INILAH Ramadan kelabu bagi Ujang Haris. Tak ada tawa riang seusai salat tarawih seperti biasanya. Makan sahur dan berbuka puasa cukup dengan lauk seadanya. Ia kini mendekam di ruang tahanan Polda Metro Jaya. Kasusnya cukup berat. Ia jadi tersangka peledakan bom di Gereja Protestan Indonesia Barat (GPIB) Petra, di kawasan Tanjungpriok, Jakarta Utara, 9 November silam. "Saya hanya separuh menyesal," kata pemuda berusia 17 tahun ini saat dijenguk TEMPO Kamis pekan lalu.
Ujang sepertinya tak menyadari bahwa ulahnya itu membuat cemas sebagian warga Ibu Kota. Kendati tak sampai merenggut nyawa, toh ledakan di Gereja Petra itu serasa menebarkan hawa panas sampai sekarang. Aksi ini bisa memancing pertikaian antarumat beragama. Kapolda Metro Jaya, Inspektur Jenderal Sofjan Jacoeb, menyebut kejadian itu merupakan upaya terencana "Untuk mengusung konflik antara kelompok Islam dan Kristen di Maluku ke Jakarta."
Masih belum jelas betul siapa biangnya. Cuma, sudah ada tudingan. Kali ini bukan polisi yang melempar, tapi Al Chaidar, 32 tahun, juru bicara Darul Islam, sebuah organisasi Islam radikal. Menurut penulis sejumlah buku tentang Darul Islam ini, aksi gawat itu didalangi oleh tiga faksi garis keras di tubuh gerakan yang bertujuan "membentuk negara Islam di Indonesia" ini. Mereka jugalah, kata Al Chaidar, yang melempar granat di Australian International School di Jakarta Selatan, tiga hari sebelum peledakan Gereja Petra.
Kesimpulan mantan aktivis UI itu tegas: dua kejadian tadi berkaitan. Bukan mustahil bersinggungan dengan pelbagai ledakan bom yang lalu-lalu. Toh, tak banyak yang bisa diungkap Al Chaidar. Ia mengaku tak punya bukti kuat yang menopang tudingannya. Ia juga enggan menyebut nama kelompok garis keras itu, siapa pula pemimpinnya. Setelah buka mulut ke media massa, pemuda kelahiran Aceh ini akhirnya memberikan keterangan kepada polisi, Jumat pekan lalu. "Saya ungkap ini dengan niat agar mereka berubah menjadi gerakan terbuka dan antikekerasan," katanya.

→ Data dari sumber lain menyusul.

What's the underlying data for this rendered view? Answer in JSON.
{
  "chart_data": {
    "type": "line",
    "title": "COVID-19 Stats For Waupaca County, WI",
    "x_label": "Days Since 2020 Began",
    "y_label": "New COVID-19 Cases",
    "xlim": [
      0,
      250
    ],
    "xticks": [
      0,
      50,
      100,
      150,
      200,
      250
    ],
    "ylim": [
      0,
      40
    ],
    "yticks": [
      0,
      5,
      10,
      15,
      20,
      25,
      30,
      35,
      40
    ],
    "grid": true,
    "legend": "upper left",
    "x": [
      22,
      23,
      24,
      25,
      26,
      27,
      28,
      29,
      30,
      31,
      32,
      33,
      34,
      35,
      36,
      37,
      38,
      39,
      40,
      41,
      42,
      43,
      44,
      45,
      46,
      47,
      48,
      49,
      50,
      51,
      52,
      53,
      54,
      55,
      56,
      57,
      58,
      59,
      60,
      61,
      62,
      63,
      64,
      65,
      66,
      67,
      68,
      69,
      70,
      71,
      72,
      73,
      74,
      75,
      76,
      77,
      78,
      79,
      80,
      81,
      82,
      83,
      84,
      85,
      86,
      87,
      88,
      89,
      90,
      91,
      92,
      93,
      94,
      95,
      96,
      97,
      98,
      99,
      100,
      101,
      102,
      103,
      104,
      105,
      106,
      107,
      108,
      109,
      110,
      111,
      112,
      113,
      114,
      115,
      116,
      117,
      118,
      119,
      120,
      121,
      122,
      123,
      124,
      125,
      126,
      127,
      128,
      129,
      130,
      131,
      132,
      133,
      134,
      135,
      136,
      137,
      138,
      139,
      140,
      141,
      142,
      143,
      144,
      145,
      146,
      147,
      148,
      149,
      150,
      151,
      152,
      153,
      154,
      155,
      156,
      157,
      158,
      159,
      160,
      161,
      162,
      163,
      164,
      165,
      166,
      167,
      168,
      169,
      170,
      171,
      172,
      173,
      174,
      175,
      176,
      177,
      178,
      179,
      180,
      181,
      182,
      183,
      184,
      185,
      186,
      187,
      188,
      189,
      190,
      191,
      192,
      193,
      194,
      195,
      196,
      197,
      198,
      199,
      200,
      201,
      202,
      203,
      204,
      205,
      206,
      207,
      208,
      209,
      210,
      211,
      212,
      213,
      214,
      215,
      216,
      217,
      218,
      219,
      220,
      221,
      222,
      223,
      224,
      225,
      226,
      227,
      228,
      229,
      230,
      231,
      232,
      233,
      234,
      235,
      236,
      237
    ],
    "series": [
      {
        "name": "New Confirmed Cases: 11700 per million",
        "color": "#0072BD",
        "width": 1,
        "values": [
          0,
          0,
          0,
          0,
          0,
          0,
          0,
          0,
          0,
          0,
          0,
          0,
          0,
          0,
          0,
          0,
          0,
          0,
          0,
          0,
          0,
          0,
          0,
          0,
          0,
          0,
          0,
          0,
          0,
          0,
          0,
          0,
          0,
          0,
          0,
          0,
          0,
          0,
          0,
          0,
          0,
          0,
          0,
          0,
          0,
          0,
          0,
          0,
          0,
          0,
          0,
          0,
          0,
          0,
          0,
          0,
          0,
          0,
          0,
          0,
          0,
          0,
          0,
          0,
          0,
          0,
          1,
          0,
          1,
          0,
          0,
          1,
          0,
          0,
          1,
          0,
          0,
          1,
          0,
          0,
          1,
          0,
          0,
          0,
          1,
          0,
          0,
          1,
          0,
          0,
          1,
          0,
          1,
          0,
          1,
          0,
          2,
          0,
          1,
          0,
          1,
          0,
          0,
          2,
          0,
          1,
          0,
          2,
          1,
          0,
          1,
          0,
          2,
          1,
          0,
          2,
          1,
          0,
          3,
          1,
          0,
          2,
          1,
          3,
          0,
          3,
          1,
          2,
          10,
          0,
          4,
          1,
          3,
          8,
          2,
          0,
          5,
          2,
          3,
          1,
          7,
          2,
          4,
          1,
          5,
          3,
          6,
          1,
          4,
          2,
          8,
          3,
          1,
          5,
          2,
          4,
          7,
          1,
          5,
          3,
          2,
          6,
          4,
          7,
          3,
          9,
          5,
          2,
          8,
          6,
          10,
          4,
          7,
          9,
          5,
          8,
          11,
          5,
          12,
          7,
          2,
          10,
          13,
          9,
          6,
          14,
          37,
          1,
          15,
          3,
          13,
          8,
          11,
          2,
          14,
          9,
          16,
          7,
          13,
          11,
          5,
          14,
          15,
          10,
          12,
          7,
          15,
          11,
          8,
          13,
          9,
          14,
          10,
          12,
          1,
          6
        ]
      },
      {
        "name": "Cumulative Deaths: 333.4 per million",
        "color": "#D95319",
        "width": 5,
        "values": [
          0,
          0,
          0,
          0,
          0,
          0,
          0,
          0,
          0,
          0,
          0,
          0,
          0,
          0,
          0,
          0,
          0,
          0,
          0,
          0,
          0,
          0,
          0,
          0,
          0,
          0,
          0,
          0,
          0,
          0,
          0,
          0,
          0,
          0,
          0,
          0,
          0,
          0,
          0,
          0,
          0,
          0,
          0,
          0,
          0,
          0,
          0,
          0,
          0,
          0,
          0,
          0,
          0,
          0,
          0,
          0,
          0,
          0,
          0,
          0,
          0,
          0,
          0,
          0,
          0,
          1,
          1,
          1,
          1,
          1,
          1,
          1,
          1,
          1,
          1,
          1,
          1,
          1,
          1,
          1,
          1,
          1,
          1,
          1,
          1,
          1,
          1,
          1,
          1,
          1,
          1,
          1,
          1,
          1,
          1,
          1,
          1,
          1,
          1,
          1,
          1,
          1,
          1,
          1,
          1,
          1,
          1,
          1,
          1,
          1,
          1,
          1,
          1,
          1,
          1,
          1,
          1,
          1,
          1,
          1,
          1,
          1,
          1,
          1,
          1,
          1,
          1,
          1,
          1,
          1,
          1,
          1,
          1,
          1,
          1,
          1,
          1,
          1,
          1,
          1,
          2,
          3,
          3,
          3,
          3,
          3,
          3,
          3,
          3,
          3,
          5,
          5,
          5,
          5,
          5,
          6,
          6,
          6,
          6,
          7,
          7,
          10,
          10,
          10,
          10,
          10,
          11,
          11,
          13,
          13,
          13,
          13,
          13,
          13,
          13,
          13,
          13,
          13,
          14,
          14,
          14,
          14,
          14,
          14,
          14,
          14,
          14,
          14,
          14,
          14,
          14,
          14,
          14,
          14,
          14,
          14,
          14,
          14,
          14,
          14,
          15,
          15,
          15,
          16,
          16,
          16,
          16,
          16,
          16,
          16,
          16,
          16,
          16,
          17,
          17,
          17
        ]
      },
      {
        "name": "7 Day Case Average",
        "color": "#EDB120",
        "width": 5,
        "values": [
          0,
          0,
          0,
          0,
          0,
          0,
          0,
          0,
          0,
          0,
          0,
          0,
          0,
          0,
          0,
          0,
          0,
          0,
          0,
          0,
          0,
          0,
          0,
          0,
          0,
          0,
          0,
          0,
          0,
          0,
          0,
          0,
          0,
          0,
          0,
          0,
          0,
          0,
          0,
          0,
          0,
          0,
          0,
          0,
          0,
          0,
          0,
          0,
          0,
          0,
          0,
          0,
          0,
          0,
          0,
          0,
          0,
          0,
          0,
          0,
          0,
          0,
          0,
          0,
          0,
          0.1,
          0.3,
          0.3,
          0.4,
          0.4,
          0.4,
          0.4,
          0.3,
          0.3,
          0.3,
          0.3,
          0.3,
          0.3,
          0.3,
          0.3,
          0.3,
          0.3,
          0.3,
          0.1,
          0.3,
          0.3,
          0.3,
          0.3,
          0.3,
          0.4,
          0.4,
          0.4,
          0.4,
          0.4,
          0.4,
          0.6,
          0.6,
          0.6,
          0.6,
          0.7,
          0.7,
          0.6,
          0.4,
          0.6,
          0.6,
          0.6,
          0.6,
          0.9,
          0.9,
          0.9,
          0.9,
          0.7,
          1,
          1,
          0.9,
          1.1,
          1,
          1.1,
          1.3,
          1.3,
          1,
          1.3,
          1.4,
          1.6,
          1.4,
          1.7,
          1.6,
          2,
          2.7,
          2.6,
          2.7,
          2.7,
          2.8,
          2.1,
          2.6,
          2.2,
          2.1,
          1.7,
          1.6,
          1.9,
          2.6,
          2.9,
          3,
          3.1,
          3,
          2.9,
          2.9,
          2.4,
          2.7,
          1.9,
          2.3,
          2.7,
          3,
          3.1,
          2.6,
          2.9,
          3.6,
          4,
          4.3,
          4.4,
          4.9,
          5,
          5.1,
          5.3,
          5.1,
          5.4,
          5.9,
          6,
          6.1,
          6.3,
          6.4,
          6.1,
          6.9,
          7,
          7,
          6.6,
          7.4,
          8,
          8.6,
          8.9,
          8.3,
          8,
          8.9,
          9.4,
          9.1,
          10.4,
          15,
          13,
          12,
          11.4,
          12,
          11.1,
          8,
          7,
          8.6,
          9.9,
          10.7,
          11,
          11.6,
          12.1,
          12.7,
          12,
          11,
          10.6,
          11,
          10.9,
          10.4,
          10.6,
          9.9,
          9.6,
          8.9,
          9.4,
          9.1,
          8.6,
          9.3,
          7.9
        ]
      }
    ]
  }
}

Sejatinya, teror di Sekolah Australia itu sampai kini masih gelap. Dua pelakunya belum tertangkap. Begitu melempar granat nanas K31 buatan Korea di halaman sekolah itu, mereka buru-buru kabur dengan mengendarai sepeda motor RX King. Berbeda dengan kasus Gereja Petra. Bom yang dipasang keburu meledak. Ujang, yang melakukannya bersama Wahyu Handoko, belum sempat lari jauh, sehingga gampang ditangkap petugas. Mereka mengaku datang dari Bandung, diantar oleh Aryanto Haris dengan mobil Suzuki Carry abu-abu tua. Pria berambut panjang dengan tinggi badan sekitar 165 sentimeter itu masih buron.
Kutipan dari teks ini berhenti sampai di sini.